The court heard during the trial, and prosecuting KC Toby Hedworth again opened on Friday, how the child was unresponsive on the morning of November 7th, 2019, at home in Rockfield Gardens just outside Ballymoney but despite their concerns, neither Christopher nor Amanda Fulton called a doctor for three hours.

Initially, he was taken in an ambulance to the Causeway Hospital where a scan revealed a significant head injury. He was then taken to the Royal Belfast Hospital for Sick Children where he endured life-saving brain surgery.

It was there, the jury heard, that doctors discovered the true extent of his injuries including a fractured skull with associated bleeding to the brain and retinal bleeding, 27 rib fractures, fractures to both thigh bones, shin bones and wrist and a lacerated liver.

One paediatric consultant after another testified how the injuries were consistent with those that might be expected as a result of a high-speed car crash or of an infant being dropped “from several stories high”.

By their verdicts, the jury indicated certainty beyond reasonable doubt that Christopher Fulton struck the boy so hard he fractured his skull and lacerated his liver, that he shook him with such ferocity that all his limbs sustained fractures and at the time he was squeezing him so hard he broke 15 ribs.

Amanda Fulton’s defence counsel, Séamus McNeill, conceded that “I cannot gainsay” a suggestion by the judge that having witnessed her husband’s rough handling of the child “she was fully aware of the potential aggression that copied be directed at the victim”.

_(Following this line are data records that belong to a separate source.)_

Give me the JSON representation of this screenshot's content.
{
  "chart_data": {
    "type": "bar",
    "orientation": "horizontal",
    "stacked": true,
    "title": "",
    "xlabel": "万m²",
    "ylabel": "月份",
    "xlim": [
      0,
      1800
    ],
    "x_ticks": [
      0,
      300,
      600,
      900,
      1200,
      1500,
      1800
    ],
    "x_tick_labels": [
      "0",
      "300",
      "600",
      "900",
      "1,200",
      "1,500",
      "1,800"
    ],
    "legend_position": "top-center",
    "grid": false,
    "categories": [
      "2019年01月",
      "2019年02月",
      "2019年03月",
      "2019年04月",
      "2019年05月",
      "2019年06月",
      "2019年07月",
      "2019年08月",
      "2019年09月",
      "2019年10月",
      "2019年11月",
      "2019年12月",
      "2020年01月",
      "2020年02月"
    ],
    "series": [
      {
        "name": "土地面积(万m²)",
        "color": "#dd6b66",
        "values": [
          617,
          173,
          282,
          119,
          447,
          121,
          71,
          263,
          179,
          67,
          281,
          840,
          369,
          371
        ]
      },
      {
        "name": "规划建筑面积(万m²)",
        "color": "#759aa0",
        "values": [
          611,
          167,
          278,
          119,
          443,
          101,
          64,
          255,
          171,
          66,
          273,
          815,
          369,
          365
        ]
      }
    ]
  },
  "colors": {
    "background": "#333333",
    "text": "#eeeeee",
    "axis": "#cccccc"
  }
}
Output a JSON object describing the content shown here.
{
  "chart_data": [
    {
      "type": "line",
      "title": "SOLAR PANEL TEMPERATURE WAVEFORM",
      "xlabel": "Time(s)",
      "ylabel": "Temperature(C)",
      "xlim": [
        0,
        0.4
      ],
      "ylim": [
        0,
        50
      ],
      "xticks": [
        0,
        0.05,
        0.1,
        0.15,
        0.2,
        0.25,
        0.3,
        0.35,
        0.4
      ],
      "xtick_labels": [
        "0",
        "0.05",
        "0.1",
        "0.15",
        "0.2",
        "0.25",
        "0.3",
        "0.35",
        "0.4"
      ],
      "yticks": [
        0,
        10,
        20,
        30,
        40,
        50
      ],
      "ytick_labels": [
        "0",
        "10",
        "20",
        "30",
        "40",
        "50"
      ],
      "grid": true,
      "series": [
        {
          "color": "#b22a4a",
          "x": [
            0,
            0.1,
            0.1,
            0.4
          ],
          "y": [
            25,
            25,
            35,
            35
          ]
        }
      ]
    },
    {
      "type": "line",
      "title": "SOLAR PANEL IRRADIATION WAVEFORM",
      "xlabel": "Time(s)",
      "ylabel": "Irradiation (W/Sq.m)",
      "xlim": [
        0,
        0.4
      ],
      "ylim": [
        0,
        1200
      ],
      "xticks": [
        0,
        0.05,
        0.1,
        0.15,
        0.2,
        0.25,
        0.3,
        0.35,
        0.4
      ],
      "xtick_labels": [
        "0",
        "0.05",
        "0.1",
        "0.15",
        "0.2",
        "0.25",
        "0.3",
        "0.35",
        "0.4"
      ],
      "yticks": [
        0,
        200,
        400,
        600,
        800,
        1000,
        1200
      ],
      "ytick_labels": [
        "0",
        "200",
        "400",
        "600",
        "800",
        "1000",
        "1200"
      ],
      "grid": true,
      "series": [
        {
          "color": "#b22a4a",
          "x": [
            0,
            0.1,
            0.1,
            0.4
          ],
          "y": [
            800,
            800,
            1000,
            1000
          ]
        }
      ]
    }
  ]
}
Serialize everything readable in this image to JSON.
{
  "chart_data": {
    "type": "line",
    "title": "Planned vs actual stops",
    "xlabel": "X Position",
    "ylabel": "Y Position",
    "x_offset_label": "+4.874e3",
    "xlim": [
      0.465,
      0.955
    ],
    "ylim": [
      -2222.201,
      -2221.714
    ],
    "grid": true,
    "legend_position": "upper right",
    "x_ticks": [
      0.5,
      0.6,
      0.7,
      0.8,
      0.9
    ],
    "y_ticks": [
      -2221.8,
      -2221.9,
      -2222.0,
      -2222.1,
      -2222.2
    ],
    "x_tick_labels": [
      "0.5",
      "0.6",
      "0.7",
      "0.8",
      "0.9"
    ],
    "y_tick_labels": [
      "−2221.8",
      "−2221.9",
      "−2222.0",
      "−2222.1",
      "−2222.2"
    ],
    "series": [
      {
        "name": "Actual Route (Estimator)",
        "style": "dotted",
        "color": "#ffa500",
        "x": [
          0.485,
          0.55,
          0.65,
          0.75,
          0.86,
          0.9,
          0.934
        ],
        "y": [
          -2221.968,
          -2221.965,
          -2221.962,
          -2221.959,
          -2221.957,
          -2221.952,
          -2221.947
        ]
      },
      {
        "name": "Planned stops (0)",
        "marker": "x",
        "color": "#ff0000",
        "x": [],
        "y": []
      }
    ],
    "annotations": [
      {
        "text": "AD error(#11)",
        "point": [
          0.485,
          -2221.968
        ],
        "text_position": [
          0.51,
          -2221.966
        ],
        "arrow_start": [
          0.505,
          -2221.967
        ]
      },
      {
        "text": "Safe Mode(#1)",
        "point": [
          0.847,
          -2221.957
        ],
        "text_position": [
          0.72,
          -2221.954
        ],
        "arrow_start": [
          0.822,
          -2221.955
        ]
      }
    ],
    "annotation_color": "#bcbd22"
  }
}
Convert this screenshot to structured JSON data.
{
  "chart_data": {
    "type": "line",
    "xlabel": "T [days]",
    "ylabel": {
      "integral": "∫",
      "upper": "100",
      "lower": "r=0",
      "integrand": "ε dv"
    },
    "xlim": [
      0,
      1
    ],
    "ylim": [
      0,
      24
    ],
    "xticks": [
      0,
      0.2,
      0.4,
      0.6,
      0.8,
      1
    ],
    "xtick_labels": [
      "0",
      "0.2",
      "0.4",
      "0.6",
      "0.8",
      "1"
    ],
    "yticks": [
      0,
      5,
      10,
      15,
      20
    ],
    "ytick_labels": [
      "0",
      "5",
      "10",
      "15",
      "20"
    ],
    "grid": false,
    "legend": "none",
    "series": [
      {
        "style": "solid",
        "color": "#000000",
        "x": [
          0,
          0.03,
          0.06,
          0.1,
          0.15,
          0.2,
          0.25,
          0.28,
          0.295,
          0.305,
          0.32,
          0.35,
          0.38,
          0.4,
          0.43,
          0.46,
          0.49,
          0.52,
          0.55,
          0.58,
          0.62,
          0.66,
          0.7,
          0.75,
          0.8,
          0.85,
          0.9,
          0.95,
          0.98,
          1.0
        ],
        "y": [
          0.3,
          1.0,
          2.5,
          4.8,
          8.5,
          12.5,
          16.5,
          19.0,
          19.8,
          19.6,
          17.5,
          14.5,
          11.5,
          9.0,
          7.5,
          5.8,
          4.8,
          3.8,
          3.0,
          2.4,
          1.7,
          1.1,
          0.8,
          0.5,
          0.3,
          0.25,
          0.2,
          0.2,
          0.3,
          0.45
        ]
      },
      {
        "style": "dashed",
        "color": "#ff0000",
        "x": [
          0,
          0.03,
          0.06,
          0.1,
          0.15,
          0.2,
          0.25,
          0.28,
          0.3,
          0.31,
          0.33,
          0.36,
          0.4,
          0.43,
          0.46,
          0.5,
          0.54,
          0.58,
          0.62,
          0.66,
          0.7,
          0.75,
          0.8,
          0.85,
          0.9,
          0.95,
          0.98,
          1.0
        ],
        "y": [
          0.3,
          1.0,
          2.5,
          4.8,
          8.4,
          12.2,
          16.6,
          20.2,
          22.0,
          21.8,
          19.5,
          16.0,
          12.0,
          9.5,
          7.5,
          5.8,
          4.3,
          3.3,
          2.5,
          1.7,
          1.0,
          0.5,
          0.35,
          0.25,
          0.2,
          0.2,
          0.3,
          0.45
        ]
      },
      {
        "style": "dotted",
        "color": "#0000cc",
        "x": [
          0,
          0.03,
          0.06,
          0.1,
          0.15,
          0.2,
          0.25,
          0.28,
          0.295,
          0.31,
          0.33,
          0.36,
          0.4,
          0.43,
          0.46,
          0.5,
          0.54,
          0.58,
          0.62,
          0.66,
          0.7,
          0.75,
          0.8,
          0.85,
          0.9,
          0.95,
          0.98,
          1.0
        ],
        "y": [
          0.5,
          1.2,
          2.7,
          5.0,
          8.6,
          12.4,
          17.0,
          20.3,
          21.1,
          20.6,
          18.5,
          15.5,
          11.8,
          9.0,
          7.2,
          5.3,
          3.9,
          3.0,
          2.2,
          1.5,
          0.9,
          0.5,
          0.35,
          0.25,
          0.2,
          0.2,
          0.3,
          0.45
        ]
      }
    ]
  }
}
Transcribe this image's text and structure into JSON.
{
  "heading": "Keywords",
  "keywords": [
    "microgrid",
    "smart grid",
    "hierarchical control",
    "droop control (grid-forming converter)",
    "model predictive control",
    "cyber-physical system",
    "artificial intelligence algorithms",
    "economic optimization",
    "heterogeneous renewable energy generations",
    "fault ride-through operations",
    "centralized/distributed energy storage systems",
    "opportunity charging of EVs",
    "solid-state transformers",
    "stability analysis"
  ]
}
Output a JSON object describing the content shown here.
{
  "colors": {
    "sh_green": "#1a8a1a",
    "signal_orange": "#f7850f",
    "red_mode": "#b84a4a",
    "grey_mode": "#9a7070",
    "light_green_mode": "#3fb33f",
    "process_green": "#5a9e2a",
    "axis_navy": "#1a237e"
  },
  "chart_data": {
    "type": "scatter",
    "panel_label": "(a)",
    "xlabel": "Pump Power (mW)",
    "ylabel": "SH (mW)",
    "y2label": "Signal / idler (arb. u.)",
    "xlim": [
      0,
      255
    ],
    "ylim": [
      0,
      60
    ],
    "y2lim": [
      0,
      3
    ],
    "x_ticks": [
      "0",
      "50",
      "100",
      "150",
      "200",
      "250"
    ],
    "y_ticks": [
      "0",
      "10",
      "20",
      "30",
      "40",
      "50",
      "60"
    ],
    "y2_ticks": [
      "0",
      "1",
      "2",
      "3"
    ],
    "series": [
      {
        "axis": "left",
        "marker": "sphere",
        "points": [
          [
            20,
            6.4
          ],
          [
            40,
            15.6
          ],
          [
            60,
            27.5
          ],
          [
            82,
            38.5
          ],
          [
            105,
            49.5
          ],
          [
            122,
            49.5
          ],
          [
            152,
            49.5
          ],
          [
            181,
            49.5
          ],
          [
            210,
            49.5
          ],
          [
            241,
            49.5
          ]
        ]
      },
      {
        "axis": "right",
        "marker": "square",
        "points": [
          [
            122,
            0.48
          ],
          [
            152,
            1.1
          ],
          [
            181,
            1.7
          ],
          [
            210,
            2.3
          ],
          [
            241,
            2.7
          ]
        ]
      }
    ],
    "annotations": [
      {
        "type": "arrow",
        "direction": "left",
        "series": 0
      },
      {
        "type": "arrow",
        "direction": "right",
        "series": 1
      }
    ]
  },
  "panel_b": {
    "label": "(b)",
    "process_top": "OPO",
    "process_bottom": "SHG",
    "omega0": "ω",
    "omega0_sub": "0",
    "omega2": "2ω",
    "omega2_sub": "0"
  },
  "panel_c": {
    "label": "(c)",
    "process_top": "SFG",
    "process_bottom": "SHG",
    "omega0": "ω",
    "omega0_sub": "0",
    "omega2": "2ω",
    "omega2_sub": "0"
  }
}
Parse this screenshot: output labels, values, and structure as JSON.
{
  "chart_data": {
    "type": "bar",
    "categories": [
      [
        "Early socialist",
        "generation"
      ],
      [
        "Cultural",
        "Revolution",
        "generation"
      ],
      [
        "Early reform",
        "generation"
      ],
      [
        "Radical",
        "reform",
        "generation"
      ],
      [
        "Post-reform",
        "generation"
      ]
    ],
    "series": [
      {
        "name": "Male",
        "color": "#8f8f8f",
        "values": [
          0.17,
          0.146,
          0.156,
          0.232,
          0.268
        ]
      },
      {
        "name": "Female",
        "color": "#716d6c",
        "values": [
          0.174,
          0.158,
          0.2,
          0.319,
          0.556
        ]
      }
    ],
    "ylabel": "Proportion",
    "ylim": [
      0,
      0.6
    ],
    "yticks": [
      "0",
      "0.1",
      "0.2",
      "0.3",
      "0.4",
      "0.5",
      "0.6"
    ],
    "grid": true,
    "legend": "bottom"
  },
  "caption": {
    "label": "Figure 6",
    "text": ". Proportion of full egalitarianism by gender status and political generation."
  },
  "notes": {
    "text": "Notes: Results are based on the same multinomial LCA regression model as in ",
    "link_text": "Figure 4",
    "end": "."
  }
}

Mr McNeill told the judge, however, that the “reality of life” was that she could not simply walk out of the home she shared with her co-defendant; “it would have been extremely difficult for her to do, if not impossible”.

Ken McMahon KC, on behalf of Christopher Fulton, highlighted he had no violent convictions in his past.

The judge warned that going by guiding cases and given the assessment that Christopher Fulton is a dangerous offender, his starting point in deciding the sentence is between 19 and 22 and a half years before he takes account of aggravating and mitigating circumstances.

Remanding the pair back in custody, he said he would deal with the case on April 4th.